Life is not easy for employers, with Brexit preparations, adverse currency movements, hikes in input costs, and an ever-increasing range of demands in the field of compliance.
At times, some manager must wonder about the mountain of regulation with which they are now faced.
They must also be aware that moves to tackle one particular legal compliance problem could leave them open to challenge on another front as a result of an unintended breach of someone else’s rights.
A year ago, senior managers were preparing for the General Data Protection Regulation.
For many, GDPR became the new Y2K or millennium bug — preparations for such event absorbed much managerial time in the late 1990s.
The Data Protection Act 2018 was passed into law on May 25 last year, bringing in a raft of requirements. A year on, the new regulations are biting.
Writing in the Law Society Gazette recently, solicitor Terry McAdam reported that clients are “currently experiencing a significant increase in the volume of data subject requests”.
Employee confidentiality has been top of the agenda at a time when personal data breaches have been attracting huge attention.
Mr McAdam also warns of the threat posed by hackers or by carelessness within an organisation.
Firms need to get up to speed with the appointment of data controllers. The relationship with individual employees needs to be handled with ever more care.
Recently, the French data protection body imposed a €50m fine on Google — the largest to date since the passage of the new law.
The legal caravan moves on and this year, issues surrounding gender equality and family-friendly work practices have been to the forefront at various employment law conferences.
Suffice to say that employers must pay far greater attention to gender pay gap reporting, in particular.
At the recent Ibec employment conference, solicitor Aoife McFadden addressed competing equality rights. This is particularly evident in the area of family leave, both maternal and paternal.
As Ms McFadden noted, there are limits to the extent to which employers can engage in positive action in favour of one gender — usually female.
She cites the case of a Mr Briheche, a French widower who was left unable to take advantage of an abolition of age limits in promotional competitions that was open to widows. The European Court of Justice ruled the favouring of widows over widowers was disproportionate.
The decision could be relevant in the context of a recently announced plan for the promotion of gender equality in Irish higher education institutions.

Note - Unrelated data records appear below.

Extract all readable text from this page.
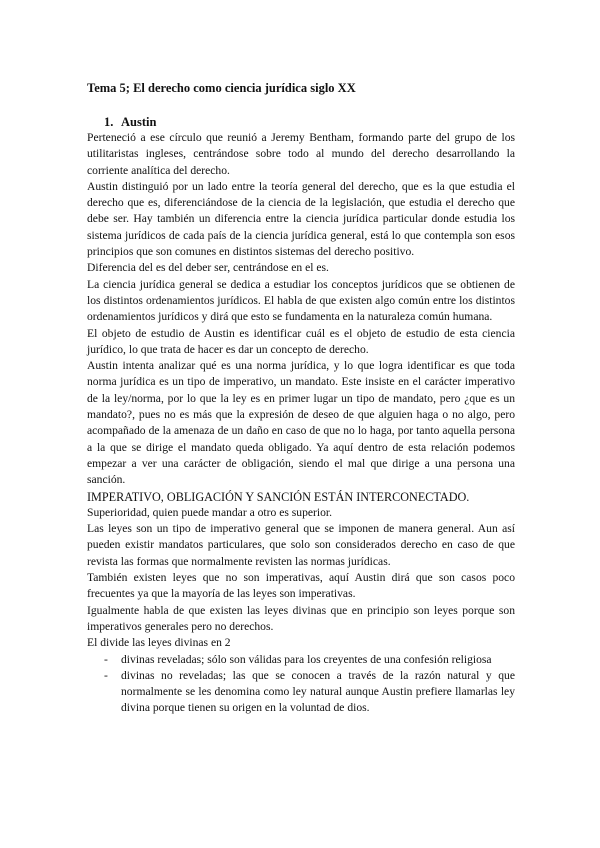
Tema 5; El derecho como ciencia jurídica siglo XX
1. Austin

Perteneció a ese círculo que reunió a Jeremy Bentham, formando parte del grupo de los utilitaristas ingleses, centrándose sobre todo al mundo del derecho desarrollando la corriente analítica del derecho.

Austin distinguió por un lado entre la teoría general del derecho, que es la que estudia el derecho que es, diferenciándose de la ciencia de la legislación, que estudia el derecho que debe ser. Hay también un diferencia entre la ciencia jurídica particular donde estudia los sistema jurídicos de cada país de la ciencia jurídica general, está lo que contempla son esos principios que son comunes en distintos sistemas del derecho positivo.

Diferencia del es del deber ser, centrándose en el es.

La ciencia jurídica general se dedica a estudiar los conceptos jurídicos que se obtienen de los distintos ordenamientos jurídicos. El habla de que existen algo común entre los distintos ordenamientos jurídicos y dirá que esto se fundamenta en la naturaleza común humana.

El objeto de estudio de Austin es identificar cuál es el objeto de estudio de esta ciencia jurídico, lo que trata de hacer es dar un concepto de derecho.

Austin intenta analizar qué es una norma jurídica, y lo que logra identificar es que toda norma jurídica es un tipo de imperativo, un mandato. Este insiste en el carácter imperativo de la ley/norma, por lo que la ley es en primer lugar un tipo de mandato, pero ¿que es un mandato?, pues no es más que la expresión de deseo de que alguien haga o no algo, pero acompañado de la amenaza de un daño en caso de que no lo haga, por tanto aquella persona a la que se dirige el mandato queda obligado. Ya aquí dentro de esta relación podemos empezar a ver una carácter de obligación, siendo el mal que dirige a una persona una sanción.

IMPERATIVO, OBLIGACIÓN Y SANCIÓN ESTÁN INTERCONECTADO.

Superioridad, quien puede mandar a otro es superior.

Las leyes son un tipo de imperativo general que se imponen de manera general. Aun así pueden existir mandatos particulares, que solo son considerados derecho en caso de que revista las formas que normalmente revisten las normas jurídicas.

También existen leyes que no son imperativas, aquí Austin dirá que son casos poco frecuentes ya que la mayoría de las leyes son imperativas.

Igualmente habla de que existen las leyes divinas que en principio son leyes porque son imperativos generales pero no derechos.

El divide las leyes divinas en 2

- divinas reveladas; sólo son válidas para los creyentes de una confesión religiosa
- divinas no reveladas; las que se conocen a través de la razón natural y que normalmente se les denomina como ley natural aunque Austin prefiere llamarlas ley divina porque tienen su origen en la voluntad de dios.
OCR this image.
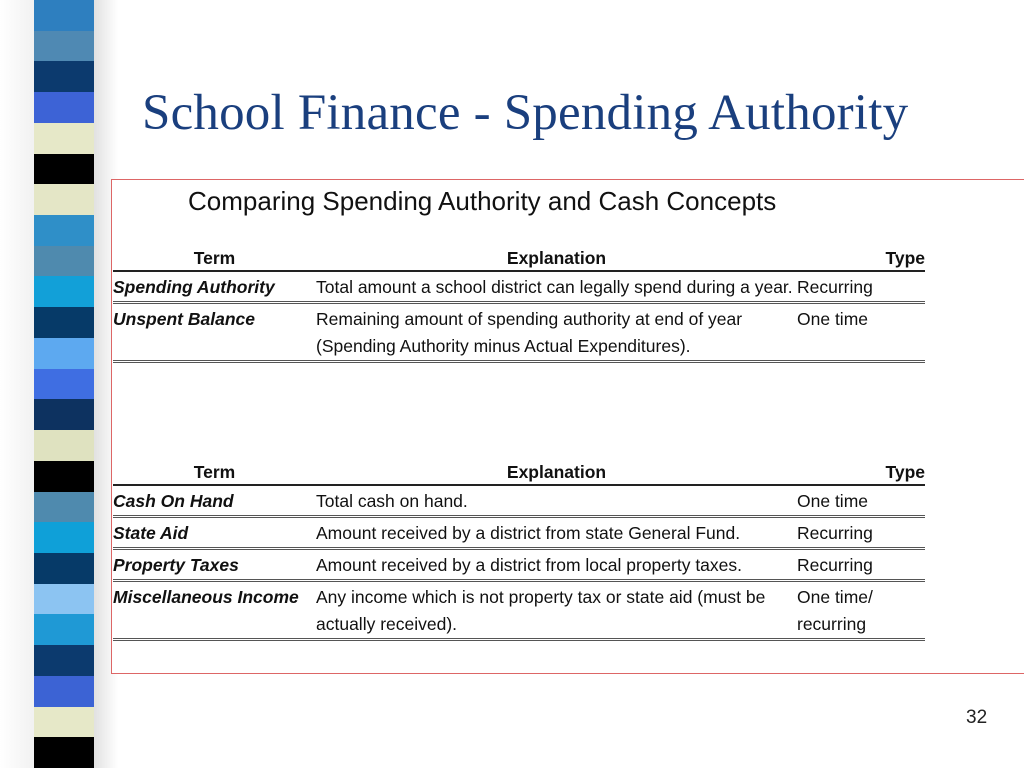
School Finance - Spending Authority
Comparing Spending Authority and Cash Concepts
Term	Explanation	Type
Spending Authority	Total amount a school district can legally spend during a year.	Recurring
Unspent Balance	Remaining amount of spending authority at end of year (Spending Authority minus Actual Expenditures).	One time
Term	Explanation	Type
Cash On Hand	Total cash on hand.	One time
State Aid	Amount received by a district from state General Fund.	Recurring
Property Taxes	Amount received by a district from local property taxes.	Recurring
Miscellaneous Income	Any income which is not property tax or state aid (must be actually received).	One time/ recurring
32
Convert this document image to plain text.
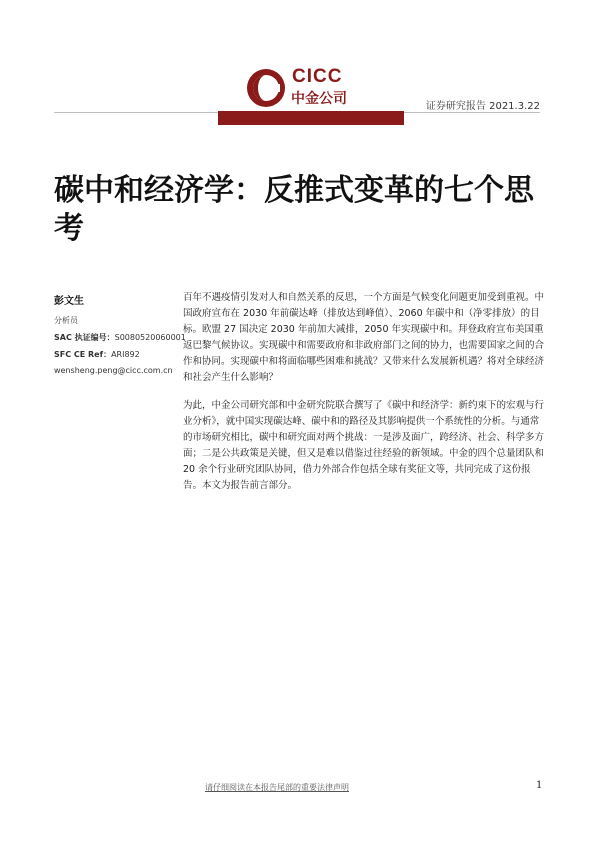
CICC
中金公司	证券研究报告 2021.3.22
碳中和经济学：反推式变革的七个思考
彭文生
分析员
SAC 执证编号：S0080520060001
SFC CE Ref：ARI892
wensheng.peng@cicc.com.cn

百年不遇疫情引发对人和自然关系的反思，一个方面是气候变化问题更加受到重视。中国政府宣布在 2030 年前碳达峰（排放达到峰值）、2060 年碳中和（净零排放）的目标。欧盟 27 国决定 2030 年前加大减排，2050 年实现碳中和。拜登政府宣布美国重返巴黎气候协议。实现碳中和需要政府和非政府部门之间的协力，也需要国家之间的合作和协同。实现碳中和将面临哪些困难和挑战？又带来什么发展新机遇？将对全球经济和社会产生什么影响？

为此，中金公司研究部和中金研究院联合撰写了《碳中和经济学：新约束下的宏观与行业分析》，就中国实现碳达峰、碳中和的路径及其影响提供一个系统性的分析。与通常的市场研究相比，碳中和研究面对两个挑战：一是涉及面广，跨经济、社会、科学多方面；二是公共政策是关键，但又是难以借鉴过往经验的新领域。中金的四个总量团队和 20 余个行业研究团队协同，借力外部合作包括全球有奖征文等，共同完成了这份报告。本文为报告前言部分。

请仔细阅读在本报告尾部的重要法律声明	1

Elsewhere, interesting developments have been taking place in the area of workplace investigations.
Terence McCann, a senior partner with McCann Fitzgerald Solicitors, pointed to a number of recent cases dealing with procedures for handling disciplinary investigations.

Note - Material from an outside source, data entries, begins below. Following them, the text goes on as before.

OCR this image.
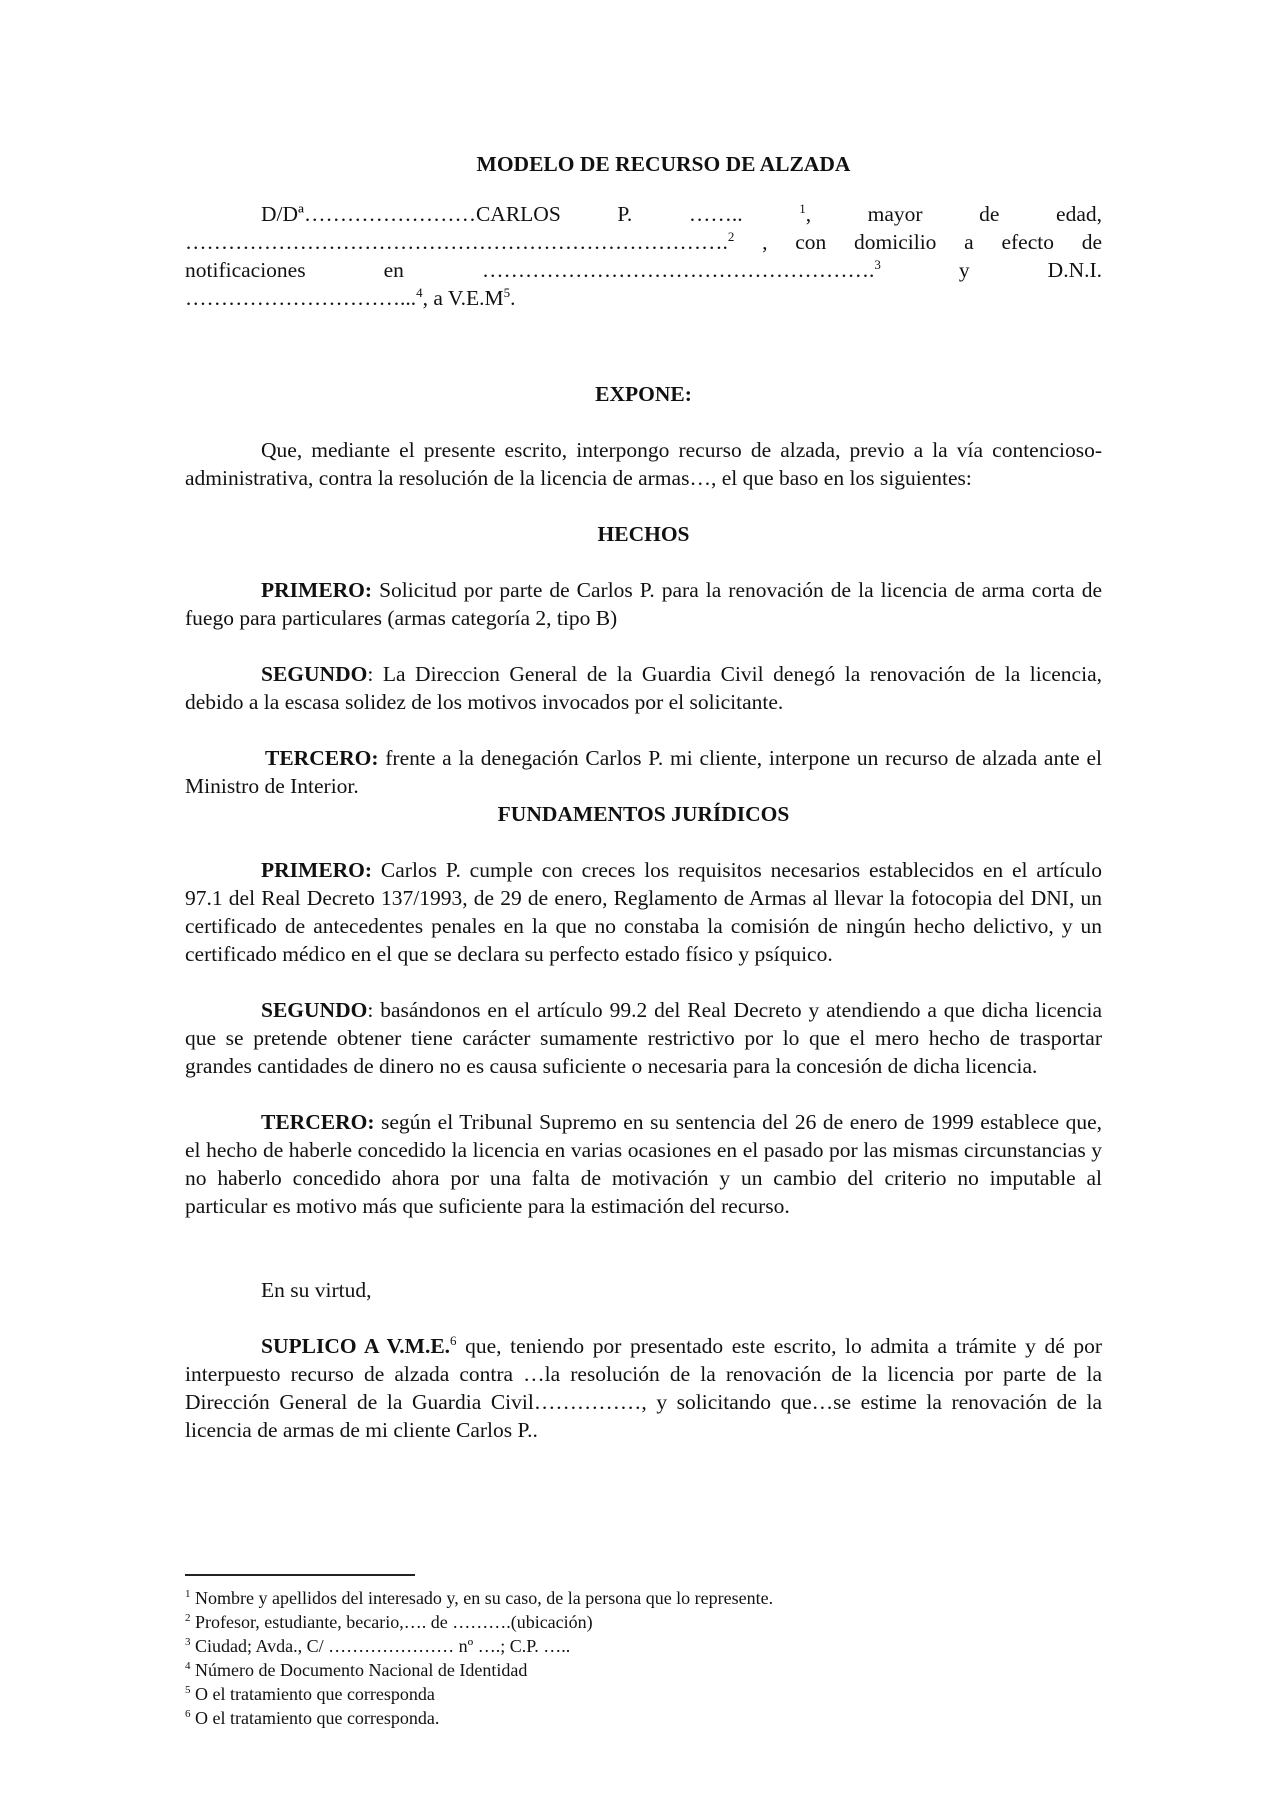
MODELO DE RECURSO DE ALZADA

D/Dª……………………CARLOS P. ……..	$^1$, mayor de edad,

………………………………………………………………….$^2$ , con domicilio a efecto de

notificaciones en ……………………………………………….$^3$	y D.N.I.

…………………………...$^4$, a $V.E.M^5$.

EXPONE:

Que, mediante el presente escrito, interpongo recurso de alzada, previo a la vía contencioso-administrativa, contra la resolución de la licencia de armas…, el que baso en los siguientes:

HECHOS

PRIMERO: Solicitud por parte de Carlos P. para la renovación de la licencia de arma corta de fuego para particulares (armas categoría 2, tipo B)

SEGUNDO: La Direccion General de la Guardia Civil denegó la renovación de la licencia, debido a la escasa solidez de los motivos invocados por el solicitante.

TERCERO: frente a la denegación Carlos P. mi cliente, interpone un recurso de alzada ante el Ministro de Interior.

FUNDAMENTOS JURÍDICOS

PRIMERO: Carlos P. cumple con creces los requisitos necesarios establecidos en el artículo 97.1 del Real Decreto 137/1993, de 29 de enero, Reglamento de Armas al llevar la fotocopia del DNI, un certificado de antecedentes penales en la que no constaba la comisión de ningún hecho delictivo, y un certificado médico en el que se declara su perfecto estado físico y psíquico.

SEGUNDO: basándonos en el artículo 99.2 del Real Decreto y atendiendo a que dicha licencia que se pretende obtener tiene carácter sumamente restrictivo por lo que el mero hecho de trasportar grandes cantidades de dinero no es causa suficiente o necesaria para la concesión de dicha licencia.

TERCERO: según el Tribunal Supremo en su sentencia del 26 de enero de 1999 establece que, el hecho de haberle concedido la licencia en varias ocasiones en el pasado por las mismas circunstancias y no haberlo concedido ahora por una falta de motivación y un cambio del criterio no imputable al particular es motivo más que suficiente para la estimación del recurso.

En su virtud,

SUPLICO A V.M.E.$^6$ que, teniendo por presentado este escrito, lo admita a trámite y dé por interpuesto recurso de alzada contra …la resolución de la renovación de la licencia por parte de la Dirección General de la Guardia Civil……………, y solicitando que…se estime la renovación de la licencia de armas de mi cliente Carlos P..

$^1$ Nombre y apellidos del interesado y, en su caso, de la persona que lo represente.
$^2$ Profesor, estudiante, becario,…. de ……….(ubicación)
$^3$ Ciudad; Avda., C/ ………………… nº ….; C.P. …..
$^4$ Número de Documento Nacional de Identidad
$^5$ O el tratamiento que corresponda
$^6$ O el tratamiento que corresponda.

These include cases brought against the Dunboyne Castle Hotel and the Catholic University School, Dublin.
The case concerned the handing out by the school of a final written warning to a teacher over his ‘inappropriate behaviour’ towards a student.
What is interesting to note is the contrasting viewpoints adopted by various judges involved in hearing the case in both the High Court and Court of Appeal.
Three judges, three diverging opinions, three contrasting philosophical outlooks. Taking someone or some organisation to court can amount to a trip into the unknown.